IATA raises profit outlook for world airlines

  05.10.2012    

The International Air Transport Association (IATA) expects the US$630 billion airline industry to make a net profit of $4.1 billion this year, up from an earlier forecast of $3 billion but still less than half the $8.4 billion achieved in 2011, according to the Shipping Gazette. 
But IATA has pushed its forecast for cargo into the red, pointing out that the economically sensitive sector is expected to see a 0.4 per cent contraction in 2012 instead of 0.3 per cent growth as previously forecast.
About 40 per cent by value of internationally shipped goods go by air and cargo demand is seen as a barometer for world trade and the health of the economy.
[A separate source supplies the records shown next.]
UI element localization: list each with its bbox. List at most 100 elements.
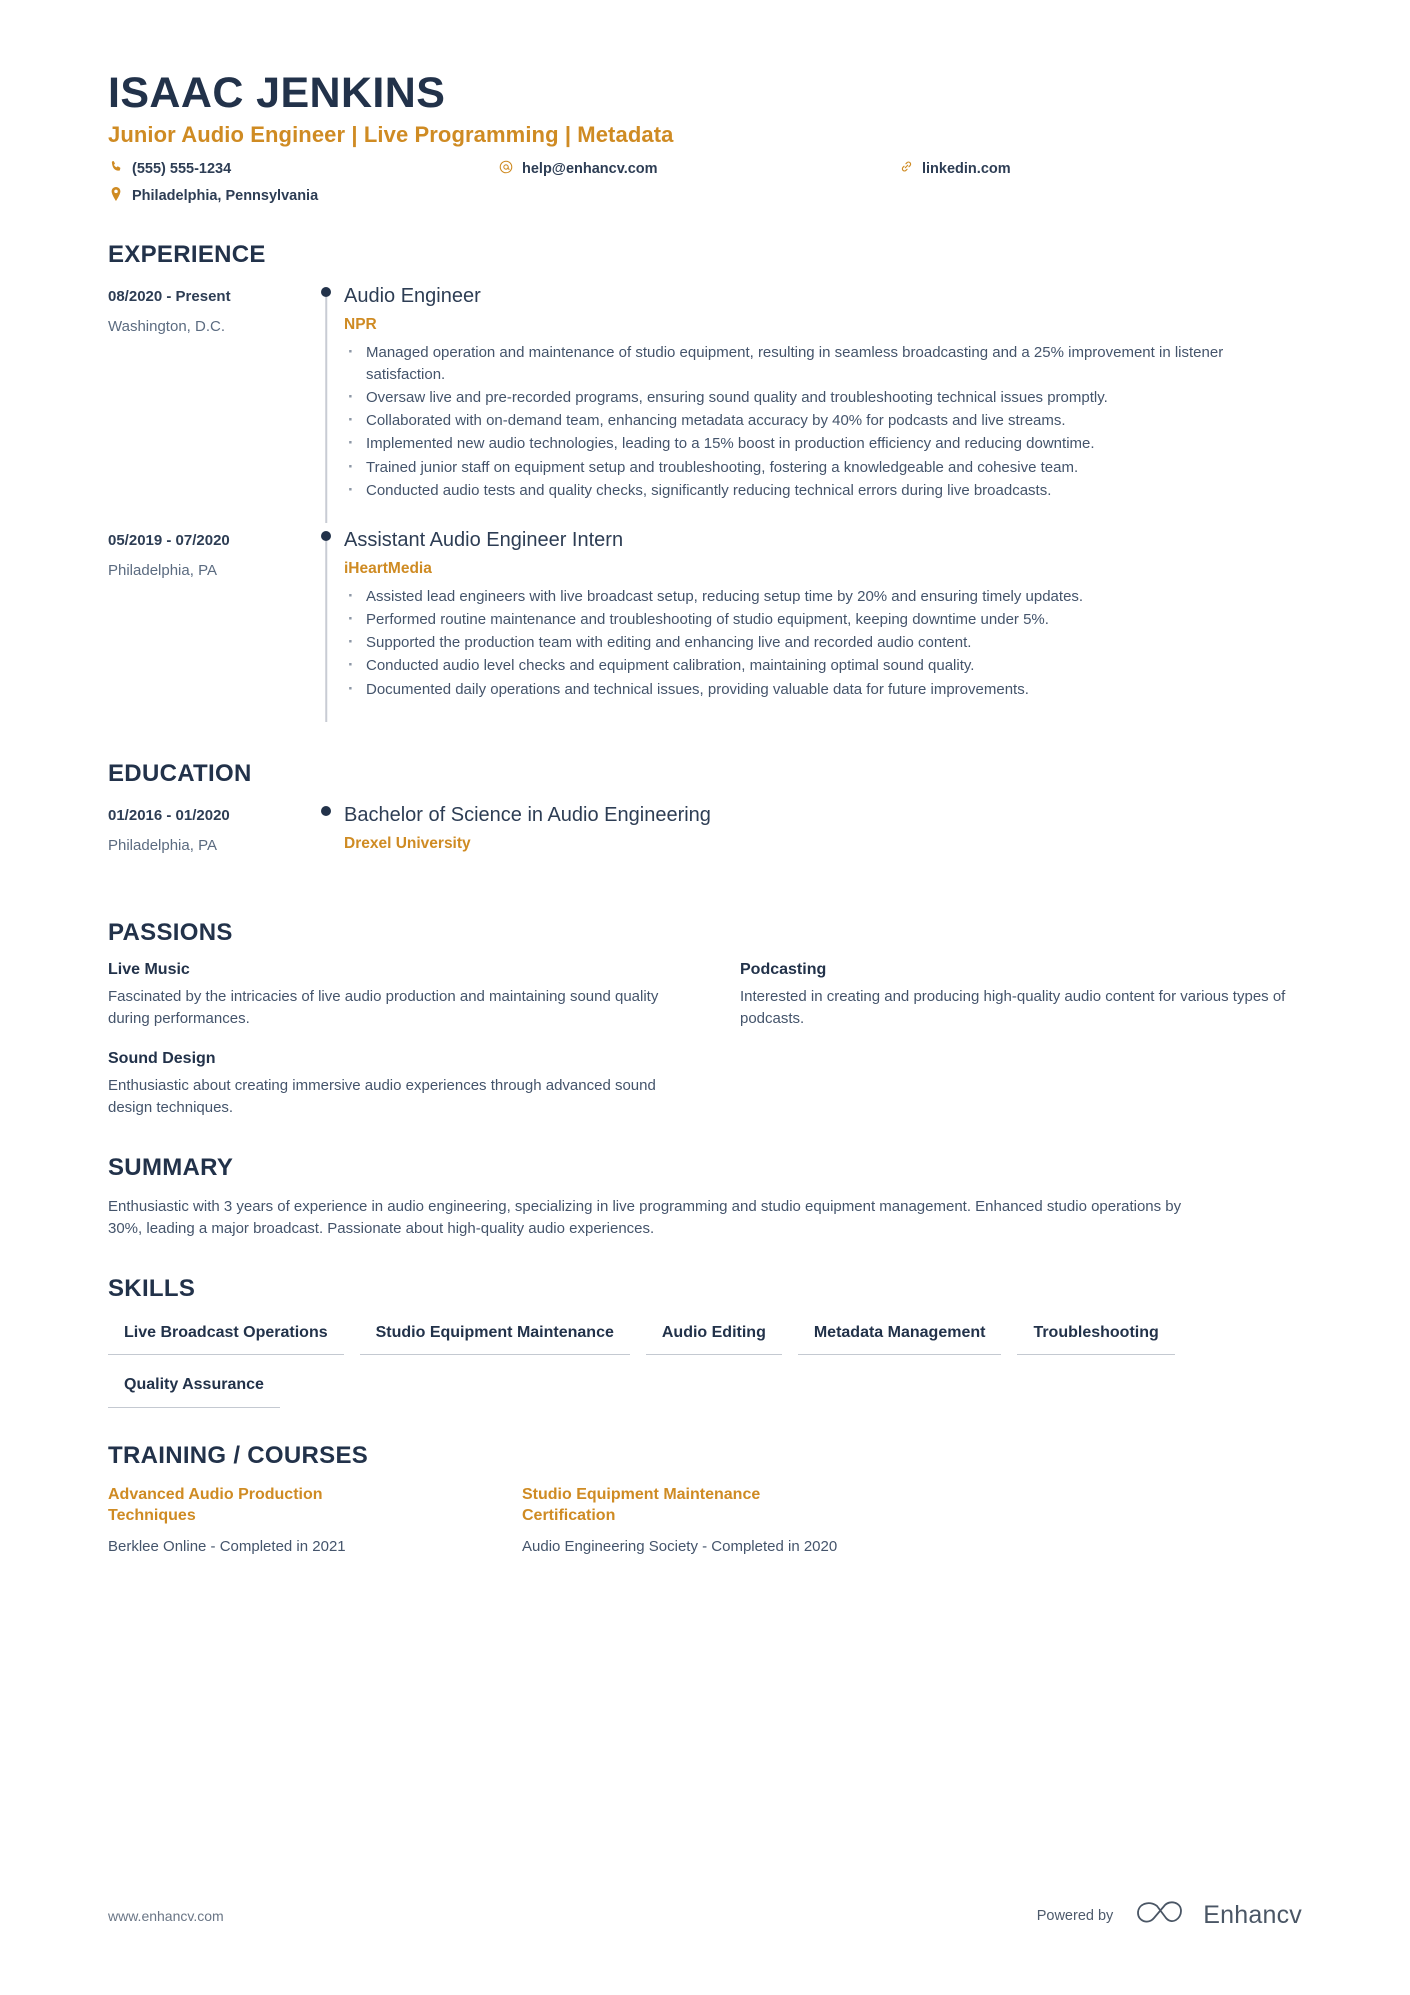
- footer-url[interactable]: www.enhancv.com: [108, 1908, 224, 1924]
- phone-icon: [108, 160, 124, 173]
- bullet-item: Assisted lead engineers with live broadc…: [344, 583, 1302, 608]
- section-title-education: EDUCATION: [108, 759, 252, 787]
- bullet-item: Conducted audio level checks and equipme…: [344, 652, 1302, 677]
- timeline-line: [325, 540, 327, 722]
- entry-location: Philadelphia, PA: [108, 562, 217, 580]
- contact-details: (555) 555-1234 help@enhancv.com linkedin…: [108, 160, 1302, 206]
- candidate-headline: Junior Audio Engineer | Live Programming…: [108, 122, 674, 148]
- section-title-training: TRAINING / COURSES: [108, 1442, 369, 1470]
- bullet-item: Performed routine maintenance and troubl…: [344, 606, 1302, 631]
- link-icon: [898, 160, 914, 173]
- contact-email[interactable]: help@enhancv.com: [498, 160, 898, 180]
- entry-location: Philadelphia, PA: [108, 837, 217, 855]
- timeline-line: [325, 296, 327, 523]
- entry-degree: Bachelor of Science in Audio Engineering: [344, 803, 711, 826]
- bullet-item: Collaborated with on-demand team, enhanc…: [344, 407, 1302, 432]
- passion-description: Enthusiastic about creating immersive au…: [108, 1077, 656, 1117]
- timeline-rail: [308, 527, 344, 726]
- entry-bullets: Managed operation and maintenance of stu…: [344, 339, 1302, 502]
- timeline-rail: [308, 283, 344, 527]
- entry-body: Audio Engineer NPR Managed operation and…: [344, 283, 1302, 527]
- skill-chip[interactable]: Metadata Management: [797, 1317, 1002, 1356]
- entry-date: 01/2016 - 01/2020: [108, 806, 230, 824]
- skill-chip[interactable]: Live Broadcast Operations: [108, 1317, 344, 1356]
- education-entry: 01/2016 - 01/2020 Philadelphia, PA Bache…: [108, 802, 1302, 885]
- course-item: Advanced Audio Production Techniques Ber…: [108, 1484, 474, 1558]
- entry-bullets: Assisted lead engineers with live broadc…: [344, 583, 1302, 701]
- entry-institution: Drexel University: [344, 834, 471, 852]
- passion-item: Sound Design Enthusiastic about creating…: [108, 1050, 670, 1119]
- entry-company: iHeartMedia: [344, 559, 432, 577]
- enhancv-brand: Enhancv: [1135, 1898, 1302, 1933]
- skill-chip[interactable]: Troubleshooting: [1017, 1317, 1175, 1356]
- bullet-item: Implemented new audio technologies, lead…: [344, 430, 1302, 455]
- contact-phone[interactable]: (555) 555-1234: [108, 160, 498, 180]
- entry-meta: 01/2016 - 01/2020 Philadelphia, PA: [108, 802, 308, 885]
- bullet-item: Managed operation and maintenance of stu…: [344, 339, 1302, 386]
- course-item-empty: [936, 1484, 1302, 1558]
- bullet-item: Documented daily operations and technica…: [344, 676, 1302, 701]
- bullet-item: Trained junior staff on equipment setup …: [344, 453, 1302, 478]
- section-education: EDUCATION 01/2016 - 01/2020 Philadelphia…: [108, 760, 1302, 885]
- contact-location: Philadelphia, Pennsylvania: [108, 187, 498, 207]
- entry-location: Washington, D.C.: [108, 318, 225, 336]
- candidate-name: ISAAC JENKINS: [108, 69, 446, 117]
- section-passions: PASSIONS Live Music Fascinated by the in…: [108, 919, 1302, 1120]
- entry-job-title: Assistant Audio Engineer Intern: [344, 528, 624, 551]
- timeline-rail: [308, 802, 344, 885]
- timeline-dot: [321, 286, 331, 297]
- contact-phone-text: (555) 555-1234: [132, 161, 232, 178]
- experience-entry: 05/2019 - 07/2020 Philadelphia, PA Assis…: [108, 527, 1302, 726]
- location-icon: [108, 187, 124, 201]
- passion-item: Live Music Fascinated by the intricacies…: [108, 961, 670, 1030]
- passion-description: Interested in creating and producing hig…: [740, 987, 1286, 1027]
- course-meta: Berklee Online - Completed in 2021: [108, 1538, 346, 1556]
- bullet-item: Supported the production team with editi…: [344, 629, 1302, 654]
- section-training: TRAINING / COURSES Advanced Audio Produc…: [108, 1442, 1302, 1558]
- contact-email-text: help@enhancv.com: [522, 161, 658, 178]
- bullet-item: Conducted audio tests and quality checks…: [344, 477, 1302, 502]
- training-grid: Advanced Audio Production Techniques Ber…: [108, 1484, 1302, 1558]
- timeline-dot: [321, 805, 331, 816]
- skill-chip[interactable]: Quality Assurance: [108, 1369, 280, 1409]
- passions-grid: Live Music Fascinated by the intricacies…: [108, 961, 1302, 1120]
- passion-description: Fascinated by the intricacies of live au…: [108, 987, 659, 1027]
- contact-linkedin-text: linkedin.com: [922, 161, 1011, 178]
- entry-date: 08/2020 - Present: [108, 287, 231, 305]
- passion-title: Live Music: [108, 960, 190, 978]
- section-summary: SUMMARY Enthusiastic with 3 years of exp…: [108, 1154, 1302, 1241]
- summary-text: Enthusiastic with 3 years of experience …: [108, 1197, 1182, 1238]
- entry-meta: 05/2019 - 07/2020 Philadelphia, PA: [108, 527, 308, 726]
- skill-chip[interactable]: Studio Equipment Maintenance: [359, 1317, 630, 1356]
- bullet-item: Oversaw live and pre-recorded programs, …: [344, 384, 1302, 409]
- section-skills: SKILLS Live Broadcast Operations Studio …: [108, 1275, 1302, 1409]
- section-title-experience: EXPERIENCE: [108, 240, 266, 268]
- course-title: Advanced Audio Production Techniques: [108, 1486, 323, 1525]
- contact-linkedin[interactable]: linkedin.com: [898, 160, 1302, 180]
- course-meta: Audio Engineering Society - Completed in…: [522, 1538, 838, 1556]
- enhancv-brand-name: Enhancv: [1203, 1901, 1302, 1929]
- timeline-dot: [321, 530, 331, 541]
- passion-title: Podcasting: [740, 960, 827, 978]
- experience-entry: 08/2020 - Present Washington, D.C. Audio…: [108, 283, 1302, 527]
- passion-item: Podcasting Interested in creating and pr…: [740, 961, 1302, 1030]
- footer-branding: Powered by Enhancv: [1037, 1898, 1302, 1933]
- contact-location-text: Philadelphia, Pennsylvania: [132, 188, 319, 204]
- section-title-passions: PASSIONS: [108, 918, 233, 946]
- section-title-summary: SUMMARY: [108, 1153, 234, 1181]
- entry-meta: 08/2020 - Present Washington, D.C.: [108, 283, 308, 527]
- course-item: Studio Equipment Maintenance Certificati…: [522, 1484, 888, 1558]
- email-icon: [498, 160, 514, 174]
- course-title: Studio Equipment Maintenance Certificati…: [522, 1486, 761, 1525]
- entry-body: Assistant Audio Engineer Intern iHeartMe…: [344, 527, 1302, 726]
- resume-header: ISAAC JENKINS Junior Audio Engineer | Li…: [108, 70, 1302, 207]
- enhancv-logo-icon: [1135, 1898, 1191, 1933]
- entry-company: NPR: [344, 315, 377, 333]
- section-experience: EXPERIENCE 08/2020 - Present Washington,…: [108, 241, 1302, 726]
- powered-by-label: Powered by: [1036, 1907, 1114, 1924]
- skill-chip[interactable]: Audio Editing: [645, 1317, 782, 1356]
- section-title-skills: SKILLS: [108, 1274, 196, 1302]
- page-footer: www.enhancv.com Powered by Enhancv: [108, 1898, 1302, 1933]
- entry-job-title: Audio Engineer: [344, 284, 481, 307]
- skills-list: Live Broadcast Operations Studio Equipme…: [108, 1317, 1178, 1409]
IATA, which represents about 80 per cent of global carriers, said airlines have raised their profit forecasts for 2012 and expect improved performance in 2013 as efforts by North American airlines to trim capacity have boosted margins and demand in Asia has held up despite a weak global economy.
IATA also said in its first forecast for 2013 that industry profits will rise further next year to $7.5 billion, helped by passenger traffic expansion of 4.5 per cent and cargo expansion of 2.4 per cent as global economic growth quickens to 2.5 per cent from an expected 2.1 per cent this year.
Profit margins will remain razor-thin at 1.1 per cent in 2013 versus an expected 0.6 per cent in 2012, the association. "The outlook improvement is due to airlines performing better in a difficult environment," said IATA director general Tony Tyler, former CEO of Hong Kong's Cathay Pacific Airways.
"The European sovereign debt crisis lingers on. China continues to moderate its growth and the impact of recent quantitative easing in Japan and the US will take time to yield growth," he said.